Retrouvailles inespérées (Sabine)

Retrouvailles inespérées


Et elle partit, tenant sa fille dans ses bras à la recherche, folle mais pas désespérée, d’un simple jouet d’enfant, d’une toute petite poupée en chiffon, dans ce monde cruel et obscur qu’était la guerre.


    Arrivée au tournant, elle chercha. Elle ne trouva pas et se mit à regarder autour d’elle. Une maison en feu, de nombreuses ruines, des débris qui volaient au loin ; elle ne reconnut rien de ce qu’elle voyait et paniqua. Elles étaient seules au milieu d’une ville qui lui semblait maintenant tellement étrangère et inconnue. La chaleur et la douce voix de son enfant la rassurait tant bien que mal et lui permettait de ne pas sombrer. Elle courait sans se rendre compte que le poids de sa fille et sa fatigante folie la ralentissaient énormément. De temps en temps, on pouvait entendre un obus exploser. La mère poussait alors un cri et changeait de direction puis, sans savoir où aller, elle se remettait à courir. Sa protégée, blottie dans ses bras, lui parlait doucement :

    -Ma poupée, elle est où, maman ? Ma poupée... MAMAN REGARDE !

    La jeune femme sursauta, surprise et vit l’escalier que la petite pointait. A quelques mètres d’elles, celui-ci descendait sous un épais parquet et pouvait former un abri sûr. Ne pensant plus qu’à protéger sa petite fille, elle s’y précipita sans voir les flaques de sang sur les marches. Arrivant en bas, elle découvrit un corps baigné de sang : celui de l’homme qu’elle aimait et dans sa main, une petite  poupée couverte de poussière et de charbon.

Sa tête le faisait énormément souffrir et il n'arrivait pas à ouvrir les yeux. Au loin, il entendait des cris, d'hommes, de femmes et d'enfants. Ces cris se rapprochaient lentement de lui. Il retenta d'ouvrir les yeux et vit des silhouettes danser devant lui. Elles étaient de plus en plus nettes ; jusqu'à ce qu'il se rende compte de ce qui se passait autour de lui : des gens couraient et criaient autour des ruines.

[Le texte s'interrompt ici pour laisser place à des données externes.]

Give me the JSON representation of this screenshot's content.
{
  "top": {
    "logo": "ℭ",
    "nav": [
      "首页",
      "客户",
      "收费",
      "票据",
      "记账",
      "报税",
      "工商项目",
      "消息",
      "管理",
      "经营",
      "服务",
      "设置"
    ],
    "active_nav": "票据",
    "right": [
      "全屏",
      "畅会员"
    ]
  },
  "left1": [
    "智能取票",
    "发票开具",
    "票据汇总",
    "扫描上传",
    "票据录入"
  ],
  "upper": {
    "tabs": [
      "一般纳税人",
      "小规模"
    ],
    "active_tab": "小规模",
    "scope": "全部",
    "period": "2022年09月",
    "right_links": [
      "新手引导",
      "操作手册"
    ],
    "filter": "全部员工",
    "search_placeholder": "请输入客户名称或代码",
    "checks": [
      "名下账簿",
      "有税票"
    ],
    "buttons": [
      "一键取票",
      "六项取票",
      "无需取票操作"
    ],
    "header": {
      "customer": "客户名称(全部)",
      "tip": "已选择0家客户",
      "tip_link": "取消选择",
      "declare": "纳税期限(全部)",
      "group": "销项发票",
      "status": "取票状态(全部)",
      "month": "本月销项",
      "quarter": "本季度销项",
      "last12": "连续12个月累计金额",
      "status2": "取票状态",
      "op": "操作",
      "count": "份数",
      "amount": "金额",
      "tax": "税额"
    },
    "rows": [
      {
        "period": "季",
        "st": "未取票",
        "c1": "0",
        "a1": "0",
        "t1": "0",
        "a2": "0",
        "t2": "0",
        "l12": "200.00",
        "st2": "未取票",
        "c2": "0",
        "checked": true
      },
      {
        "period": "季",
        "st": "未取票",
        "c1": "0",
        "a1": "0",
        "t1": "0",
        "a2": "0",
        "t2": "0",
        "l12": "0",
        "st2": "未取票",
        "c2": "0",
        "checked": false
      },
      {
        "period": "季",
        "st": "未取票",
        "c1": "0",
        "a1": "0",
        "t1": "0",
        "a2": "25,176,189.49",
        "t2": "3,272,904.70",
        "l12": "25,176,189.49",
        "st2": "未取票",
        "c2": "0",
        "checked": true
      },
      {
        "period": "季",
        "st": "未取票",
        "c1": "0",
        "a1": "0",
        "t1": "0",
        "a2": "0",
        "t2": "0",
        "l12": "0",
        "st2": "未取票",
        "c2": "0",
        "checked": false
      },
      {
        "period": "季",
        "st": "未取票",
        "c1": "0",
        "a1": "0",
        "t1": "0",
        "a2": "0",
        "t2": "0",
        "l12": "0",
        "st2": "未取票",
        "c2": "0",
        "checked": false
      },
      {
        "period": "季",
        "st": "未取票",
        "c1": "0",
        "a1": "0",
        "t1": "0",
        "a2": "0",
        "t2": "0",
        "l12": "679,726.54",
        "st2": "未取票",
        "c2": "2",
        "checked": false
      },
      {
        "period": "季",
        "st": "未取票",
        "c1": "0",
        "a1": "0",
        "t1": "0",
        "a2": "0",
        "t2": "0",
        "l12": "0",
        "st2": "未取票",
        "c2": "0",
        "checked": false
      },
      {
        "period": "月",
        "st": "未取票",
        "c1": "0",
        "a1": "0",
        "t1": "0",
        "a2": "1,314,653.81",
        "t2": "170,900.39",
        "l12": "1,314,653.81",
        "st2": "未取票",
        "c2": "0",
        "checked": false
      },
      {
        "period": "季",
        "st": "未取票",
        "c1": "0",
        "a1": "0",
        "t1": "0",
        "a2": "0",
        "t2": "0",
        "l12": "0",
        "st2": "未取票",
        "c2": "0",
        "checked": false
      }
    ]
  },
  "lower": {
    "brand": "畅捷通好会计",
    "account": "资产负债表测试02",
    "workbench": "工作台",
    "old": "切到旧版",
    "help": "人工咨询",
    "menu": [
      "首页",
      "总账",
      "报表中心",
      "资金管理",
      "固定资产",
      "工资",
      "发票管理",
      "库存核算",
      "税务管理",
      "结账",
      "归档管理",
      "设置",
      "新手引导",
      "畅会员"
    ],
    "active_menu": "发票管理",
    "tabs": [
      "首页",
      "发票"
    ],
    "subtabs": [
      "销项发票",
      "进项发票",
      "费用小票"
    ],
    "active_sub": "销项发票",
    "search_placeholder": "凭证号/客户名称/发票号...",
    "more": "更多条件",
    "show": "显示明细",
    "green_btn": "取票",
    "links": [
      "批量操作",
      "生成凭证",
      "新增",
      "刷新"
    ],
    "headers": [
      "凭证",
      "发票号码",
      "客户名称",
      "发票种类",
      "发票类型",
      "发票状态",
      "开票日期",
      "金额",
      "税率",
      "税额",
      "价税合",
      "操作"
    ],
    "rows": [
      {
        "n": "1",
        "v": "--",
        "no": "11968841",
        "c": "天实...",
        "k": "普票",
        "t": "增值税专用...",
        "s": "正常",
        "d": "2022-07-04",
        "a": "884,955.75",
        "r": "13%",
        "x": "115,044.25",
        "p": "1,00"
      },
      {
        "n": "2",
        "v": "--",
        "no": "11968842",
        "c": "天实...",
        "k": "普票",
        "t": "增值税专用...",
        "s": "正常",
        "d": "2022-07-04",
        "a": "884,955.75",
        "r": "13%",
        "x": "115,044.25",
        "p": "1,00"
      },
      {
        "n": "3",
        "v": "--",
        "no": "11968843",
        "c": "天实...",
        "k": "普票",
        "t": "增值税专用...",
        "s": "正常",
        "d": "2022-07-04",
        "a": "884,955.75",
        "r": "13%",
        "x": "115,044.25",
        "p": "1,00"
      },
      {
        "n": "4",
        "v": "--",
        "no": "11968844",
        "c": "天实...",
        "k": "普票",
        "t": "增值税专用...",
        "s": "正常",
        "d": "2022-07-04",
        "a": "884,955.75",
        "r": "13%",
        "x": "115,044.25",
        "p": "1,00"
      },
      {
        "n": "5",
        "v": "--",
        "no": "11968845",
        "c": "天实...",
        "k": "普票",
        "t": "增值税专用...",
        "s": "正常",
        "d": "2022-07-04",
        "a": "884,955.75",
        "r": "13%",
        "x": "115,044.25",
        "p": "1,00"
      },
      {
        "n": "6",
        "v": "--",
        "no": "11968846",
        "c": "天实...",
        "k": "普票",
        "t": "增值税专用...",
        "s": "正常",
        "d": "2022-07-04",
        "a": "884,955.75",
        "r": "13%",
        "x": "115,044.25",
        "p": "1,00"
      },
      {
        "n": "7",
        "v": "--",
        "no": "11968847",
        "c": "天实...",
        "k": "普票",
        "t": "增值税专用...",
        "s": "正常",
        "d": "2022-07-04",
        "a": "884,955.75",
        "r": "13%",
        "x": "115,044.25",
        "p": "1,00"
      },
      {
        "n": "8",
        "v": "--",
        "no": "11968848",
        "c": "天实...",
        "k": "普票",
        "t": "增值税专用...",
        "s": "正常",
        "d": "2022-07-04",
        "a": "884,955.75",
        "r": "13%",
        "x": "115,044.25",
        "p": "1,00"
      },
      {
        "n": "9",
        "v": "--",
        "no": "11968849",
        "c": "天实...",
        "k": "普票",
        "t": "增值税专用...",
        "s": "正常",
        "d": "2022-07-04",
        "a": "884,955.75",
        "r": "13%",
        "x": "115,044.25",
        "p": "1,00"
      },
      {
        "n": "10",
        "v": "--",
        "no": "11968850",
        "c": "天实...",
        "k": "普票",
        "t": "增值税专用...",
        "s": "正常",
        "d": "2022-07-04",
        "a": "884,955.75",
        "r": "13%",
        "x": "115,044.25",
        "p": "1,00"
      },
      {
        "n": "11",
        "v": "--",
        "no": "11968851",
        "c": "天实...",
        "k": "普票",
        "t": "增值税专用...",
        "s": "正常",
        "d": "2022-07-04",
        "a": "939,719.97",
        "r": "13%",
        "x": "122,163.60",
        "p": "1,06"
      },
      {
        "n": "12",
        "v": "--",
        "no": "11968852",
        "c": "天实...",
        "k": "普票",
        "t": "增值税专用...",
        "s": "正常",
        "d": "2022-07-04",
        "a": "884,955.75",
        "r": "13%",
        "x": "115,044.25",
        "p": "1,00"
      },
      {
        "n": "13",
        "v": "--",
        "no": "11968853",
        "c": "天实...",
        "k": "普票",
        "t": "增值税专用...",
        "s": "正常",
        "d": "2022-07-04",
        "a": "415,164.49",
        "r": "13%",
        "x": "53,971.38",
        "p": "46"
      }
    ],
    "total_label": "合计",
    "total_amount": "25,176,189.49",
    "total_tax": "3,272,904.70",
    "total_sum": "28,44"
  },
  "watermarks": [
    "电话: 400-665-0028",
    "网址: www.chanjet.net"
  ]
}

Il se leva péniblement et s'étonna de ne se rappeler de rien. Il ne savait pas pourquoi ni comment il était arrivé là. Il fut effrayé de l’agitation qui régnait et voulut sortir de cette ville qui explosait et brûlait sous les obus. Il suivit la direction que prenaient les gens affolés, pensant qu’ils le mèneraient vers la sortie. Au bout de plusieurs minutes, il remarqua que les maisons étaient moins présentes et, au loin, il vit qu’un champ de cendres s’étendait. Il était enfin arrivé aux limites de la commune. Des coups de feu résonnèrent, nombreux. Il distingua, à l’horizon, des tranchées et des hommes armés. Il sut qu’aucune fuite n’était possible et il se sentait à présent enfermé, abandonné à la mort.  Pris d’une forte panique, il fit demi-tour, déterminé à survivre ; quand quelque chose attira son attention.

Plus loin, il aperçut une sorte de chiffon couvert de poussière. Cet objet lui était familier mais il ne rappelait pas pourquoi. Curieux, il  s'en approcha et le ramassa. C'est alors que, voyant nettement le visage d'une poupée, il se rappela de sa femme et  de sa fille qu'il cherchait déjà depuis plusieurs jours dans ces décombres ; avec comme seul soutien son espoir de les retrouver.

Une douleur, comme il n'en avait jamais connu, lui transperça la poitrine alors qu’une détonation retentit. Il roula par terre, la douleur toujours plus forte, et tomba brutalement dans l’escalier de sa maison en ruines ; mais il fit tout pour ne pas lâcher la poupée à laquelle il tenait tant. Il se sentit défaillir lorsqu'il entendit des pas. Sa vue commençait à se flouter. Il crut donc rêver quand deux visages lui apparurent : celui de sa fille et de la femme qu'il aimait tant. Une étincelle s'alluma dans ses yeux bleus avant que ceux-ci ne s'éteignent à jamais.